Can I say the same of Lena Dunham’s spiritual follow-up, Netflix’s Too Much? It’s as intertwined in autobiography. She’s not playing the lead anymore (as she did in Girls, in the role of wannabe writer Hannah Horvath), having cast Hacks standout Megan Stalter as Jessica. Yet, the character’s still a (slightly younger) heavily fictionalised avatar for Dunham, representing the period when she moved to London and fell in love with her now-husband and series co-creator, musician Luis Felber.

Jessica was dumped by her belittler of a boyfriend Zev (Michael Zegen) for a knitting influencer (Emily Ratajkowski). In retaliation, she broke into their home to vent her rage and then fled the scene of the crime on the advice of her boss and older sister’s ex-husband (Girls alum Andrew Rannells, with Dunham playing the sister) by heading to London for work. She’s here, in her own words, to heal those wounds and find for herself a Mr. Darcy or a Mr. Rochester.

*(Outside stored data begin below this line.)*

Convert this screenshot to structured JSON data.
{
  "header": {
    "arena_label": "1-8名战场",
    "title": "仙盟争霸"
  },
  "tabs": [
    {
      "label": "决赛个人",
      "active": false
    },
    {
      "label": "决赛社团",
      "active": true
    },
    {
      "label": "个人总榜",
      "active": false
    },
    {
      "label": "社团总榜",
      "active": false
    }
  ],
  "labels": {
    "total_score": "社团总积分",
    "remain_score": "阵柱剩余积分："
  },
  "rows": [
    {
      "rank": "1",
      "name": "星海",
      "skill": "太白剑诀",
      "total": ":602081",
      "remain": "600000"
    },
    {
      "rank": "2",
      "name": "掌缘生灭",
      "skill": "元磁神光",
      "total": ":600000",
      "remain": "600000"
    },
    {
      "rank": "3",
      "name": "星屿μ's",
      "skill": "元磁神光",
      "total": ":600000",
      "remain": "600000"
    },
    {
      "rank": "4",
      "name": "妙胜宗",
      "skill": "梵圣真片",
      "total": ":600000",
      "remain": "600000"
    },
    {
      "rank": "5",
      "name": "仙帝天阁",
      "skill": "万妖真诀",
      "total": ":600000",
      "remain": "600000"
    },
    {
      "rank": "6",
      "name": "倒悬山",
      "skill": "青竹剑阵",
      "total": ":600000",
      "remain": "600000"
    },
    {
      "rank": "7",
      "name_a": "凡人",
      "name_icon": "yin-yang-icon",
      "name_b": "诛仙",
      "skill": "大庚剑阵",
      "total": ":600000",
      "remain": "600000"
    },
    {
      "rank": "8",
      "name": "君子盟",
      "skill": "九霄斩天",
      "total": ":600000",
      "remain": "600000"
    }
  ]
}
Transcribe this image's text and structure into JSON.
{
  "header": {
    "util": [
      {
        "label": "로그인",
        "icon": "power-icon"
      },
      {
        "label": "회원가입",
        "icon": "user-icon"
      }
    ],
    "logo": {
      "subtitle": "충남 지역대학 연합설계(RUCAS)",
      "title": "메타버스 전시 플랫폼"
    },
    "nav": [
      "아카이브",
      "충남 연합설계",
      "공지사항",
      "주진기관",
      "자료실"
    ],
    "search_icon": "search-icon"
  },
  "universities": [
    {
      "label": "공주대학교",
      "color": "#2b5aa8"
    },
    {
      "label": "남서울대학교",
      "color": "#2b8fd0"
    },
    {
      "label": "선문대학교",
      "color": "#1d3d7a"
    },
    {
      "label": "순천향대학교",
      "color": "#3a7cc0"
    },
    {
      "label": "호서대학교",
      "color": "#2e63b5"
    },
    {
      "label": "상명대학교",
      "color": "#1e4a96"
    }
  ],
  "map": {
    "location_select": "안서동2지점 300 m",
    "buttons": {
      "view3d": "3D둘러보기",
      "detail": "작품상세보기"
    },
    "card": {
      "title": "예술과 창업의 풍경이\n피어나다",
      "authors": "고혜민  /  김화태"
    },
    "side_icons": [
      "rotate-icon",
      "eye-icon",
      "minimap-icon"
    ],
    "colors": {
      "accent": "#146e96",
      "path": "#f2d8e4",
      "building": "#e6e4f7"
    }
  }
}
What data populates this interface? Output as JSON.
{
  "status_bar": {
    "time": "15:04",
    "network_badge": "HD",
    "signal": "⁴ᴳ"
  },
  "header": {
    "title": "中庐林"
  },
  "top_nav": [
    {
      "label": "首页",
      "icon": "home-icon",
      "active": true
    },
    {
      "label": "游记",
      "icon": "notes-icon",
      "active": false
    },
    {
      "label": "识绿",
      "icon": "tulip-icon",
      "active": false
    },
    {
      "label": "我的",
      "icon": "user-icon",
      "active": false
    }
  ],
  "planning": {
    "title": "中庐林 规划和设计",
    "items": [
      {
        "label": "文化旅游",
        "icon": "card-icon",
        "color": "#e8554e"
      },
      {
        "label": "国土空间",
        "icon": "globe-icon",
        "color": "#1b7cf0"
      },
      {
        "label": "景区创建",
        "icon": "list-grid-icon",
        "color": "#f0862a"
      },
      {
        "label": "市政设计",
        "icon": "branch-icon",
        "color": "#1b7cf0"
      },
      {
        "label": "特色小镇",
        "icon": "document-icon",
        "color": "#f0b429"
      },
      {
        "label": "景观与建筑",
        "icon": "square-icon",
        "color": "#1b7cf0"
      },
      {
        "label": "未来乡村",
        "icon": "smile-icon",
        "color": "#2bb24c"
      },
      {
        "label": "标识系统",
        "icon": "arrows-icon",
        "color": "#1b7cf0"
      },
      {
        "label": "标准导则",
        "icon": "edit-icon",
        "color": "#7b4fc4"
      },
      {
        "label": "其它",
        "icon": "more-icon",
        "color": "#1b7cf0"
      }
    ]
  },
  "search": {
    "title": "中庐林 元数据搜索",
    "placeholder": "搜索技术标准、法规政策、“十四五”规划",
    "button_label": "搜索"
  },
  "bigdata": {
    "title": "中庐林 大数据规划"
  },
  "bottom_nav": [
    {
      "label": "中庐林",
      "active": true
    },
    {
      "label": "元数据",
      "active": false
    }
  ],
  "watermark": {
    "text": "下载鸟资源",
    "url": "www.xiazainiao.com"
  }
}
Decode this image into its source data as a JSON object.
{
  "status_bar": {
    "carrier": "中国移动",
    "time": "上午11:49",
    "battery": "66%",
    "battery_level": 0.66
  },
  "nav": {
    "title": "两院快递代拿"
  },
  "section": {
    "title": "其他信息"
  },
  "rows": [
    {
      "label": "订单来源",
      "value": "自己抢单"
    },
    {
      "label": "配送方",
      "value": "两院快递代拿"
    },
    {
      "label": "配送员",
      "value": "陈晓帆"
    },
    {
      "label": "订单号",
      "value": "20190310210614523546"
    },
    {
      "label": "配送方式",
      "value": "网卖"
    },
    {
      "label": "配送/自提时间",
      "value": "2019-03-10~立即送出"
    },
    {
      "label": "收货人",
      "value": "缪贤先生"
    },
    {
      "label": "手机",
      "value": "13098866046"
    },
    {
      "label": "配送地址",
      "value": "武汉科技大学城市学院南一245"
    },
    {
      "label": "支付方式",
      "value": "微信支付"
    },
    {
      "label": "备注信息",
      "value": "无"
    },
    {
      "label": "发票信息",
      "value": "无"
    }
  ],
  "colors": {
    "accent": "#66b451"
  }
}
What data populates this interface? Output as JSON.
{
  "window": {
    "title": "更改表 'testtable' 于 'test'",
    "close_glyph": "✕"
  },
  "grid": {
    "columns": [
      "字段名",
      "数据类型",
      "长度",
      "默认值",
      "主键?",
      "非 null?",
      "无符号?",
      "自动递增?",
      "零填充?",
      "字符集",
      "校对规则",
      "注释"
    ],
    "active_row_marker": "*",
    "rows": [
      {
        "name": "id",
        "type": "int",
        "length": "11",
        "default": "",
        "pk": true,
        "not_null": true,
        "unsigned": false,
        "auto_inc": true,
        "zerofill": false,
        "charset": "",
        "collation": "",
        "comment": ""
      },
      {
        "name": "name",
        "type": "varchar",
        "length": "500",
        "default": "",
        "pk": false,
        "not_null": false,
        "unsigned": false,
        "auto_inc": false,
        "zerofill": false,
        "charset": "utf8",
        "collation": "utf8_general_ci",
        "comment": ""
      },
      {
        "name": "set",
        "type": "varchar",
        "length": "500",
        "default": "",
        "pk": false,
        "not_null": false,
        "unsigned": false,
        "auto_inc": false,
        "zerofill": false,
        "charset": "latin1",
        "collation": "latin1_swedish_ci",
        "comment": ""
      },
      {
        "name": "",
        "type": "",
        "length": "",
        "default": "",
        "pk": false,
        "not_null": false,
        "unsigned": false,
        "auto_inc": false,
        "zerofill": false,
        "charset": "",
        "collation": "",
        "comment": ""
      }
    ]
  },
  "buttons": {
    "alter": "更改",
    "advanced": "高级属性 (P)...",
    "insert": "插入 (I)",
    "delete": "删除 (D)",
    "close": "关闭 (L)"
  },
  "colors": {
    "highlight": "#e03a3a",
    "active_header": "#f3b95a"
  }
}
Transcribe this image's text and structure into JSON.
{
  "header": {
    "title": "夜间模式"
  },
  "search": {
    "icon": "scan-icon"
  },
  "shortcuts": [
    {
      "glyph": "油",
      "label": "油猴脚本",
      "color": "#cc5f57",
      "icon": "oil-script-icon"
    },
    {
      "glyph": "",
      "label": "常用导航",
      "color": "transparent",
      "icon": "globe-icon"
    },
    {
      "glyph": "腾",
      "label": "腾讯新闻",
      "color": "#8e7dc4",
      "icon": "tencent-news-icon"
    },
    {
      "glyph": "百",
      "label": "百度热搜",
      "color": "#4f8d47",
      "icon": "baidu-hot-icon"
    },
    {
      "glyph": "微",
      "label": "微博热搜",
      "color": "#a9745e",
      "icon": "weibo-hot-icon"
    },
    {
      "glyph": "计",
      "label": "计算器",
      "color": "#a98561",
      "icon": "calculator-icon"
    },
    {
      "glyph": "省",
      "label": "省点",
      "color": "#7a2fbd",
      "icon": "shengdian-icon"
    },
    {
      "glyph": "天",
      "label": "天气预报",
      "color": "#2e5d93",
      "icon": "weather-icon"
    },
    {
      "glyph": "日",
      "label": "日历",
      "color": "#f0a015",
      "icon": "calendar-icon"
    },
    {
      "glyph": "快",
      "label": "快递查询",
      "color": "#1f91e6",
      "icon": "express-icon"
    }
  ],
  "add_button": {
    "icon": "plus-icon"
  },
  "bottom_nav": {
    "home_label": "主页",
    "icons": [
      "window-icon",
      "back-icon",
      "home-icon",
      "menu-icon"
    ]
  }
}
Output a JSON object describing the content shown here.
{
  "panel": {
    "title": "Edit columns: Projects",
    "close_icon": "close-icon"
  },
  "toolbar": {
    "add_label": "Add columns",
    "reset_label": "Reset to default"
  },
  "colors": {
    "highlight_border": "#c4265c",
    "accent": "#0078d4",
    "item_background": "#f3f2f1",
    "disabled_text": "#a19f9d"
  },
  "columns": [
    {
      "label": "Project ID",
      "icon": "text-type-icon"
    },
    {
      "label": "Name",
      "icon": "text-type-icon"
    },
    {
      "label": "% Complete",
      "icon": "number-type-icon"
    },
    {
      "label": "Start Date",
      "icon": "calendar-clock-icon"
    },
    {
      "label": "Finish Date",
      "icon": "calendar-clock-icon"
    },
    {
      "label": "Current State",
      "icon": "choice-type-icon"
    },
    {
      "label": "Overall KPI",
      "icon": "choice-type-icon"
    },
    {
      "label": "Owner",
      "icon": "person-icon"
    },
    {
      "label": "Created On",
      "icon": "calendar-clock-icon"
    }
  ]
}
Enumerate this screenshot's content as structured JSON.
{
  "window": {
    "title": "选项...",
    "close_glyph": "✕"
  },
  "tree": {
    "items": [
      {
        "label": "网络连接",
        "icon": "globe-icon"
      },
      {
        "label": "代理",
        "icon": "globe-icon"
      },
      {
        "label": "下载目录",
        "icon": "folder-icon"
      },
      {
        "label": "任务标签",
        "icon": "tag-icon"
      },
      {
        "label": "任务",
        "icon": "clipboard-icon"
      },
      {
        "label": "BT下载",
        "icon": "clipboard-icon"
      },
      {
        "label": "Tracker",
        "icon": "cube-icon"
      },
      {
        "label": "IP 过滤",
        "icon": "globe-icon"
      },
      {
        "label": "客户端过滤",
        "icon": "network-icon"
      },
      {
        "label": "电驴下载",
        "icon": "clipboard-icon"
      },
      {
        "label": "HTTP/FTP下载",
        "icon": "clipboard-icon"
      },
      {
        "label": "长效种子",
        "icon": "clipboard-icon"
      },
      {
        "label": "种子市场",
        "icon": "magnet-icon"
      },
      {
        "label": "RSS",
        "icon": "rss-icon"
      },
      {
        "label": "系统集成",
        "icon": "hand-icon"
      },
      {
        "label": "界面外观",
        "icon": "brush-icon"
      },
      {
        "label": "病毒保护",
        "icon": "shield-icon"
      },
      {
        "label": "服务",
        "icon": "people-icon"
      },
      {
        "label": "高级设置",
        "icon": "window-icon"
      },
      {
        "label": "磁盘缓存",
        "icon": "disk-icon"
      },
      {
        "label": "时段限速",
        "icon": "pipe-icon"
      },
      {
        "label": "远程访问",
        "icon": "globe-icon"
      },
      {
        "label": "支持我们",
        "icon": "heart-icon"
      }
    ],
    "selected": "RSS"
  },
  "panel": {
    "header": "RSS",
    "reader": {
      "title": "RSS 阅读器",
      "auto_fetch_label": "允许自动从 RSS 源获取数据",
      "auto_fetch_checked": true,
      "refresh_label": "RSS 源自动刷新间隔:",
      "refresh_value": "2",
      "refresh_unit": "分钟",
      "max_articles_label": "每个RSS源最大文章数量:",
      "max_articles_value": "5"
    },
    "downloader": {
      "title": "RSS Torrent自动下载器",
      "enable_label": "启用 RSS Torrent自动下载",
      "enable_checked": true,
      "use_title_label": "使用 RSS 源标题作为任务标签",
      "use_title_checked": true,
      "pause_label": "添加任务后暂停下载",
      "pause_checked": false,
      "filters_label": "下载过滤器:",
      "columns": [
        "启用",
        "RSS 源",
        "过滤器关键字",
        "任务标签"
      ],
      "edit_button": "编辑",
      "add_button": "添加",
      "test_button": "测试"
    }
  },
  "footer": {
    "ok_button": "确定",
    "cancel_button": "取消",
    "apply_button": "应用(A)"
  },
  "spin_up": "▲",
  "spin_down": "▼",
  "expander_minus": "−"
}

Only, those are two entirely different breeds of men, and it’s her ill-informed infatuation with the very concept of a British dreamboat that will potentially doom her relationship with musician Felix (Will Sharpe, beautifully grounded). Yes, he’s initially standoffish, but in fact deeply generous like Mr. Darcy.

What Jessica is less prepared for is that he’s also, like Mr. Rochester, hauling around some serious baggage—not as extreme as a wife in the attic but, still, emotionally scarring enough to impact his ability to love honestly, as hard as he might try. Jessica, meanwhile, decides to watch one of the saddest movies ever made, Atonement, on the plane ride over, so she might, in fact, secretly be a sociopath.

There are some very lovely moments in all that unpacking, thanks partially to how likeable Stalter is as a definitively Horvathian heroine who wears her discomforts and her joy as boldly as she does her Anna Karina-esque sailor dresses and bows. She tells Naomi Watts’s Ann, the affable coked-up wife of Jessica’s new boss (Richard E Grant, of course), that her “pisshole is burning fire” within minutes of being introduced. But we also get to see how that constant self-romanticisation holds up when she’s faced with someone like Felix, whose problems can’t be discoursed away, or soothed, as Jessica tends to do, by watching reality shows. “You have to watch people whose lives are worse than yours to relax,” she argues.

Yet, Too Much is a romcom first, even if the love here is thornier than the typical Richard Curtis type. It adheres to the tropes, even when it’s pretending not to. And that makes it feel more timeless, in a way that might actually be to its detriment if you’re approaching it in the same way you’d approach Girls. It’s more interested in building a heroine rather than taking her apart in the way Dunham did with Hannah. It’s less raw, less confrontational, and far more affectionate and forgiving when it comes to Jessica’s narcissism.

That’s a noticeable trait in much of Dunham’s post-Girls work. Her last film, 2022’s Catherine Called Birdy was an entirely pleasant, feather-light piece of medieval girl power. Dunham’s been a controversial figure for much of her career, sometimes for justified reasons and sometimes for bullshit misogynistic ones, and her most recent interviews suggest we’re looking at an artist trying to be more cautious and conscientious in their language. But that hasn’t resulted in the kind of honest self-evisceration in Too Much that you’d maybe hope for from her.

That said, demanding that Too Much be the new Girls, ultimately, I think, misunderstands the nature of generational work. That’s more of a lightning in a bottle situation, where Dunham was in the right place at the right time with the right life experiences and the right observations. It’s a very hard thing to replicate. And as Hannah famously said (ironically in the show but true, in a way, when applied here), Dunham isn’t the voice of her generation, but *a* voice of her generation. There’ll be somebody else who can speak when the time is right.